Während der Art-Basel/UBS-Kunstmarkreport 2025 von Rückenwind für Fotokunst berichtet, dokumentieren zentrale Ergebnisse einer BBK/Prognos-Studie die anhaltend niedrigen Einkommen vieler Kunstschaffender. Zusammen ergeben sie kein Datenproblem, sondern zwei Seiten derselben Realität: Der Spitzensektor wächst, die breite Basis bleibt ökonomisch fragil.
Der Markt für Fotokunst wächst in der Spitze, während das durchschnittliche Einkommen der Künstler niedrig bleibt. Dieser Widerspruch ist erklärbar, wenn man die Struktur des Feldes betrachtet.
Erstens ist die Nachfrage konzentriert. Die Wachstumsimpulse stammen von einer kleinen, finanzstarken Käuferschicht, die Fotografie als eigenständige Kategorie akzeptiert und zunehmend sammelt. Dieses Kapital fließt jedoch vor allem in sichtbare Positionen: etablierte Namen, bekannte Serien, galeriegestützte Programme, Messepräsenz. Der Zuwachs in Budgets und Transaktionen verteilt sich daher nicht linear auf alle Produzierenden, sondern verdichtet sich an Knotenpunkten des Systems.
Zweitens ist die Wertschöpfungskette fragmentiert. Zwischen Produktion und Verkauf stehen Kuratoren, Galerien, Messen, Agenturen und Plattformen. Sie schaffen Reichweite, binden aber auch Margen und verlangen Investitionen in Teilnahme, Logistik und Sichtbarkeit. Wer diese Schwellen nicht regelmäßig bedienen kann, bleibt trotz künstlerischer Qualität ökonomisch unterkritisch.

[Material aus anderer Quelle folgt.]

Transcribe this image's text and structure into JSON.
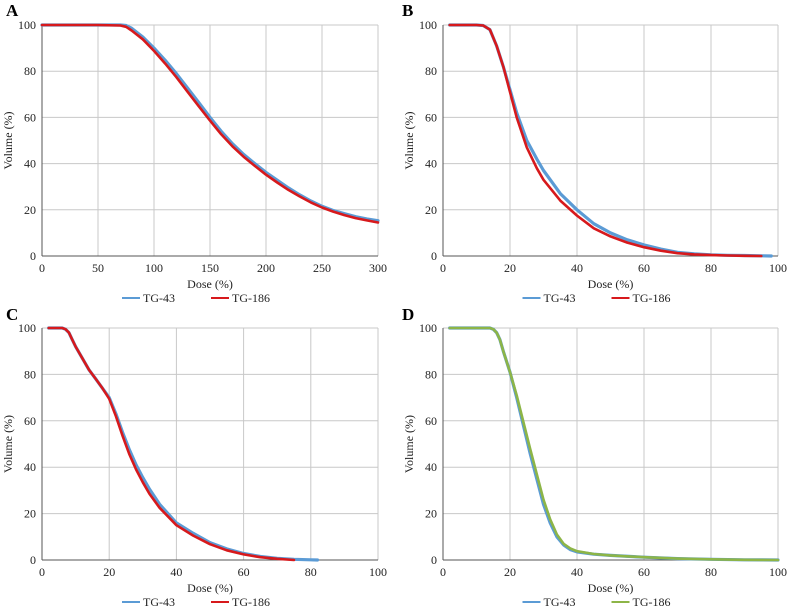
{
  "figure": {
    "panels": [
      {
        "letter": "A",
        "xlabel": "Dose (%)",
        "ylabel": "Volume (%)",
        "chart_data": {
          "type": "line",
          "xlim": [
            0,
            300
          ],
          "ylim": [
            0,
            100
          ],
          "xticks": [
            0,
            50,
            100,
            150,
            200,
            250,
            300
          ],
          "yticks": [
            0,
            20,
            40,
            60,
            80,
            100
          ],
          "series": [
            {
              "name": "TG-43",
              "color": "#5b9bd5",
              "x": [
                0,
                50,
                70,
                75,
                80,
                90,
                100,
                110,
                120,
                130,
                140,
                150,
                160,
                170,
                180,
                190,
                200,
                210,
                220,
                230,
                240,
                250,
                260,
                270,
                280,
                290,
                300
              ],
              "y": [
                100,
                100,
                100,
                99.8,
                98.6,
                94.8,
                90.0,
                84.7,
                78.9,
                72.7,
                66.4,
                60.0,
                54.0,
                48.6,
                44.0,
                40.0,
                36.2,
                32.8,
                29.5,
                26.5,
                23.8,
                21.5,
                19.7,
                18.3,
                17.0,
                16.0,
                15.3
              ]
            },
            {
              "name": "TG-186",
              "color": "#d7191c",
              "x": [
                0,
                50,
                70,
                75,
                80,
                90,
                100,
                110,
                120,
                130,
                140,
                150,
                160,
                170,
                180,
                190,
                200,
                210,
                220,
                230,
                240,
                250,
                260,
                270,
                280,
                290,
                300
              ],
              "y": [
                100,
                100,
                99.8,
                99.2,
                97.6,
                93.8,
                88.8,
                83.3,
                77.4,
                71.1,
                64.8,
                58.6,
                52.7,
                47.5,
                43.0,
                39.0,
                35.2,
                31.8,
                28.6,
                25.8,
                23.2,
                21.0,
                19.2,
                17.7,
                16.4,
                15.4,
                14.5
              ]
            }
          ]
        }
      },
      {
        "letter": "B",
        "xlabel": "Dose (%)",
        "ylabel": "Volume (%)",
        "chart_data": {
          "type": "line",
          "xlim": [
            0,
            100
          ],
          "ylim": [
            0,
            100
          ],
          "xticks": [
            0,
            20,
            40,
            60,
            80,
            100
          ],
          "yticks": [
            0,
            20,
            40,
            60,
            80,
            100
          ],
          "series": [
            {
              "name": "TG-43",
              "color": "#5b9bd5",
              "x": [
                2,
                10,
                12,
                14,
                16,
                18,
                20,
                22,
                25,
                28,
                30,
                35,
                40,
                45,
                50,
                55,
                60,
                65,
                70,
                75,
                80,
                85,
                90,
                95,
                98
              ],
              "y": [
                100,
                100,
                99.8,
                98,
                91,
                82,
                72,
                62,
                50,
                42,
                37,
                27,
                20,
                14,
                10,
                7,
                4.8,
                3,
                1.6,
                0.9,
                0.5,
                0.3,
                0.2,
                0.1,
                0
              ]
            },
            {
              "name": "TG-186",
              "color": "#d7191c",
              "x": [
                2,
                10,
                12,
                14,
                16,
                18,
                20,
                22,
                25,
                28,
                30,
                35,
                40,
                45,
                50,
                55,
                60,
                65,
                70,
                75,
                80,
                85,
                90,
                95
              ],
              "y": [
                100,
                100,
                99.8,
                98,
                91,
                82,
                71,
                60,
                47,
                38,
                33,
                24,
                17.5,
                12,
                8.5,
                5.8,
                3.8,
                2.3,
                1.2,
                0.7,
                0.4,
                0.2,
                0.1,
                0
              ]
            }
          ]
        }
      },
      {
        "letter": "C",
        "xlabel": "Dose (%)",
        "ylabel": "Volume (%)",
        "chart_data": {
          "type": "line",
          "xlim": [
            0,
            100
          ],
          "ylim": [
            0,
            100
          ],
          "xticks": [
            0,
            20,
            40,
            60,
            80,
            100
          ],
          "yticks": [
            0,
            20,
            40,
            60,
            80,
            100
          ],
          "series": [
            {
              "name": "TG-43",
              "color": "#5b9bd5",
              "x": [
                2,
                6,
                7,
                8,
                9,
                10,
                12,
                14,
                16,
                18,
                20,
                22,
                24,
                26,
                28,
                30,
                32,
                35,
                40,
                45,
                50,
                55,
                60,
                65,
                70,
                75,
                80,
                82
              ],
              "y": [
                100,
                100,
                99.5,
                98,
                95,
                92,
                87,
                82,
                78,
                74,
                70,
                63,
                55,
                47.5,
                41,
                35.5,
                30.5,
                24,
                16,
                11.5,
                7.5,
                4.8,
                2.8,
                1.5,
                0.7,
                0.3,
                0.1,
                0
              ]
            },
            {
              "name": "TG-186",
              "color": "#d7191c",
              "x": [
                2,
                6,
                7,
                8,
                9,
                10,
                12,
                14,
                16,
                18,
                20,
                22,
                24,
                26,
                28,
                30,
                32,
                35,
                40,
                45,
                50,
                55,
                60,
                65,
                70,
                75
              ],
              "y": [
                100,
                100,
                99.5,
                98,
                95,
                92,
                87,
                82,
                78,
                74,
                69.5,
                62,
                53.5,
                45.5,
                39,
                33.5,
                28.5,
                22.5,
                15,
                10.5,
                6.8,
                4.2,
                2.4,
                1.2,
                0.5,
                0
              ]
            }
          ]
        }
      },
      {
        "letter": "D",
        "xlabel": "Dose (%)",
        "ylabel": "Volume (%)",
        "chart_data": {
          "type": "line",
          "xlim": [
            0,
            100
          ],
          "ylim": [
            0,
            100
          ],
          "xticks": [
            0,
            20,
            40,
            60,
            80,
            100
          ],
          "yticks": [
            0,
            20,
            40,
            60,
            80,
            100
          ],
          "series": [
            {
              "name": "TG-43",
              "color": "#5b9bd5",
              "x": [
                2,
                14,
                15,
                16,
                17,
                18,
                20,
                22,
                24,
                26,
                28,
                30,
                32,
                34,
                36,
                38,
                40,
                45,
                50,
                60,
                70,
                80,
                90,
                100
              ],
              "y": [
                100,
                100,
                99.5,
                98,
                95,
                90,
                81,
                70,
                58,
                46,
                35,
                24,
                16,
                10,
                6.5,
                4.5,
                3.5,
                2.5,
                2,
                1.2,
                0.6,
                0.3,
                0.1,
                0
              ]
            },
            {
              "name": "TG-186",
              "color": "#8db547",
              "x": [
                2,
                14,
                15,
                16,
                17,
                18,
                20,
                22,
                24,
                26,
                28,
                30,
                32,
                34,
                36,
                38,
                40,
                45,
                50,
                60,
                70,
                80,
                90,
                100
              ],
              "y": [
                100,
                100,
                99.5,
                98,
                95,
                90,
                81,
                71,
                59.5,
                48,
                37,
                26,
                17.5,
                11,
                7,
                5,
                3.8,
                2.6,
                2,
                1.2,
                0.6,
                0.3,
                0.1,
                0
              ]
            }
          ]
        }
      }
    ]
  }
}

Das erklärt, warum mehr Umsatz im Segment Fotokunst nicht automatisch zu mehr Einkommen auf breiter Front führt.
Drittens wirkt das Editionsmodell ambivalent. Es macht Fotografie sammelbar und vergleichbar, zwingt aber zu Preisdisziplin, Marketing und langfristiger Lagerhaltung. Ohne verlässliche Nachfragekanäle multipliziert eine Edition die Arbeit, nicht zwangsläufig den Ertrag. Gleichzeitig werden digitale Kanäle zwar wichtiger, doch der direkte Verkauf skaliert vor allem dort, wo bereits Reputation, Community und Mailinglisten vorhanden sind.
Viertens verschiebt KI die Erwartungen. Schnellere Produktion, Variantenvielfalt und Bildbearbeitung senken in Teilen die Schwelle zur „lieferbaren“ Qualität. In einem Publikum, das Tempo und Vielfalt belohnt, steigt der Druck auf Preise und Turnover – es sei denn, künstlerische Autorenschaft wird über Kontext, Materialität und kuratorische Einbindung klar markiert. Auch das trägt zur Spreizung zwischen Top-Positionen und Durchschnitt bei.
Die beiden Studien lassen sich so lesen: Die Spitze professionalisiert und internationalisiert sich, Fotografie ist im Portfoliomix der Sammler angekommen, die Kaufabsichten sind stabil. Gleichzeitig bleibt die breite Basis unterfinanziert, weil Zugangskosten, Mittlerstrukturen und die Notwendigkeit dauerhafter Sichtbarkeit die Einnahmen dämpfen. Beides ist wahr – und beides ist relevant.
Konsequenzen ergeben sich auf drei Ebenen. In der Praxis braucht es klar strukturierte Editionen, institutionelle Ankerkunden und professionelle Direktkanäle, damit Marktimpulse in individuelles Einkommen übersetzen. Auf der Mittler-Ebene sind transparente Vergütungen für Ausstellungen, faire Messemodelle und nachweisbare Vertriebsleistungen entscheidend, damit die Wertschöpfung nicht einseitig abfließt. In der Kulturpolitik schließlich bleibt die Aufgabe, KSK-Stabilität, projektübergreifende Förderung und Honorare im Ausstellungsbetrieb so auszugestalten, dass Kontinuität möglich wird.
Der vermeintliche Widerspruch markiert damit weniger ein Datenproblem als eine Verteilungsfrage. Die Fotokunst gewinnt an Marktstatus. Das Einkommen der meisten Kunstschaffenden steigt dadurch nicht automatisch. Entscheidend ist, ob die Brücken zwischen Sichtbarkeit, Vertrieb und Vergütung tragfähig gebaut werden – und ob die Regeln entlang der Kette dafür sorgen, dass künstlerische Leistung nicht am Schaufenster endet.